在JSON对象中查找特定值

Question

{
  "adult": false,
  "budget": 17000000,
  "crew": [
    {
      "credit_id": {},
      "department": "Directing",
      "id": 40223,
      "job": "Director",
      "name": "Joe Carnahan",
      "profile_path": "/5YPrZ1JprLwtU4tn5DG0wqLjsAT.jpg"
    },
    {
      "credit_id": "55444d6bc3a368573b0008ba",
      "department": "Writing",
      "id": 40223,
      "job": "Writer",
      "name": "Joe Carnahan",
      "profile_path": "/5YPrZ1JprLwtU4tn5DG0wqLjsAT.jpg"
    },
    {
      "credit_id": "52fe4482c3a36847f809a3ed",
      "department": "Production",
      "id": 2236,
      "job": "Producer",
      "name": "Tim Bevan",
      "profile_path": "/f7o93O1KocuLwIrSa7KqyL1sWaT.jpg"
    }
}

Hi! This is a tmdb example output of tmdb php api. How to get Directors name with jquery for example? The order of crew output is random.

Answer 1

Generally when you are searching for something in an array, you want to iterate through the array until you find it. This is the same whether you use something like jQuery or plain JavaScript or any other language that has arrays.

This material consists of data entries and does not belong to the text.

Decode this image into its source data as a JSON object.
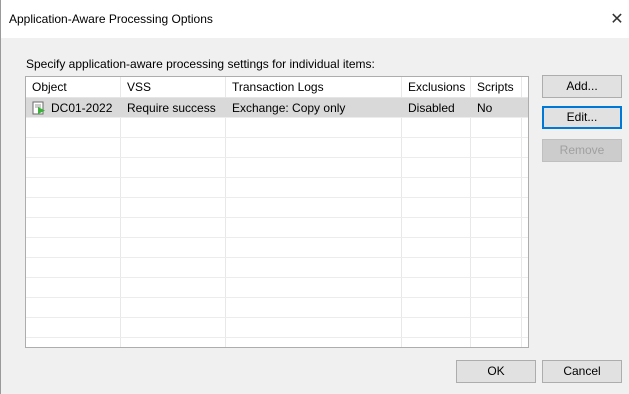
{
  "window": {
    "title": "Application-Aware Processing Options",
    "close_glyph": "✕"
  },
  "instruction": "Specify application-aware processing settings for individual items:",
  "table": {
    "columns": [
      "Object",
      "VSS",
      "Transaction Logs",
      "Exclusions",
      "Scripts"
    ],
    "rows": [
      {
        "icon": "vm-icon",
        "object": "DC01-2022",
        "vss": "Require success",
        "transaction_logs": "Exchange: Copy only",
        "exclusions": "Disabled",
        "scripts": "No",
        "selected": true
      }
    ]
  },
  "buttons": {
    "add": "Add...",
    "edit": "Edit...",
    "remove": "Remove",
    "ok": "OK",
    "cancel": "Cancel"
  },
  "colors": {
    "accent": "#0078d7",
    "selection": "#d9d9d9",
    "vm_icon_green": "#3bb33b"
  }
}
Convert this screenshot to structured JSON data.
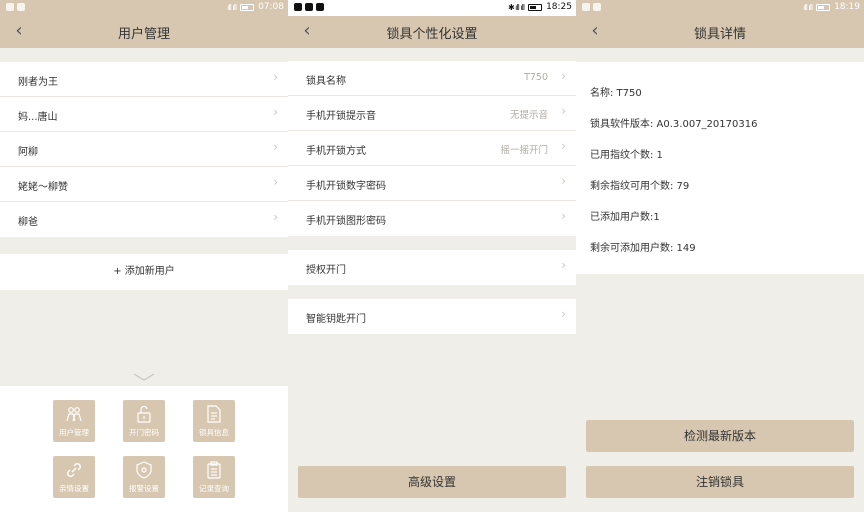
{
  "colors": {
    "accent": "#d7c7b0",
    "background": "#efeee9",
    "text": "#333333"
  },
  "screen1": {
    "status_time": "07:08",
    "title": "用户管理",
    "users": [
      "刚者为王",
      "妈...唐山",
      "阿柳",
      "姥姥～柳赞",
      "柳爸"
    ],
    "add_user": "+ 添加新用户",
    "grid": [
      {
        "label": "用户管理",
        "icon": "users-icon"
      },
      {
        "label": "开门密码",
        "icon": "unlock-icon"
      },
      {
        "label": "锁具信息",
        "icon": "document-icon"
      },
      {
        "label": "亲情设置",
        "icon": "link-icon"
      },
      {
        "label": "报警设置",
        "icon": "shield-icon"
      },
      {
        "label": "记录查询",
        "icon": "clipboard-icon"
      }
    ]
  },
  "screen2": {
    "status_time": "18:25",
    "title": "锁具个性化设置",
    "rows": [
      {
        "label": "锁具名称",
        "value": "T750"
      },
      {
        "label": "手机开锁提示音",
        "value": "无提示音"
      },
      {
        "label": "手机开锁方式",
        "value": "摇一摇开门"
      },
      {
        "label": "手机开锁数字密码",
        "value": ""
      },
      {
        "label": "手机开锁图形密码",
        "value": ""
      }
    ],
    "authorized_open": "授权开门",
    "smart_key_open": "智能钥匙开门",
    "advanced_button": "高级设置"
  },
  "screen3": {
    "status_time": "18:19",
    "title": "锁具详情",
    "details": [
      "名称: T750",
      "锁具软件版本: A0.3.007_20170316",
      "已用指纹个数: 1",
      "剩余指纹可用个数: 79",
      "已添加用户数:1",
      "剩余可添加用户数: 149"
    ],
    "check_update_button": "检测最新版本",
    "deregister_button": "注销锁具"
  }
}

In your case, you want to search for an object with the property job equal to the string "Director" .

Once you find it, you want to return the property name from that object.

You could do this with a for loop:

function findDirectorName(data) {
  for (let i = 0; i < data.crew.length; i++) {
    let crewMember = data.crew[i];
    if (crewMember.job === 'Director') {
      return crewMember.name;
    }
  }
}

Or perhaps a while loop:

function findDirectorName(data) {
  let i = 0;
  while (i < data.crew.length) {
    let crewMember = data.crew[i];
    if (crewMember.job === 'Director') {
      return crewMember.name;
    }
    i++;
  }
}

Using the built-in method Array.prototype.find and arrow functions, you can simplify the code to:

function findDirectorName(data) {
  let director = data.crew.find(crewMember => crewMember.job === 'Director');
  return director ? director.name : undefined;
}

Answer 2

Try this:

 var aMovie = { "adult": false, "budget": 17000000, "crew": [ { "credit_id": {}, "department": "Directing", "id": 40223, "job": "Director", "name": "Joe Carnahan", "profile_path": "/5YPrZ1JprLwtU4tn5DG0wqLjsAT.jpg" }, { "credit_id": "55444d6bc3a368573b0008ba", "department": "Writing", "id": 40223, "job": "Writer", "name": "Joe Carnahan", "profile_path": "/5YPrZ1JprLwtU4tn5DG0wqLjsAT.jpg" }, { "credit_id": "52fe4482c3a36847f809a3ed", "department": "Production", "id": 2236, "job": "Producer", "name": "Tim Bevan", "profile_path": "/f7o93O1KocuLwIrSa7KqyL1sWaT.jpg" }] }; var findDirector = function(aMovie){ if( !aMovie.crew || aMovie.crew.length==0 ) return ""; var director = aMovie.crew.find( function(member){ return member.job.toLowerCase() == 'director'; }); return director.name; }; alert(findDirector(aMovie)); 

Answer 3

I like using some() .

aMovie.crew.some(function(member) {

    var job = member.job.toLowerCase();

    if(job == "director") return member;

}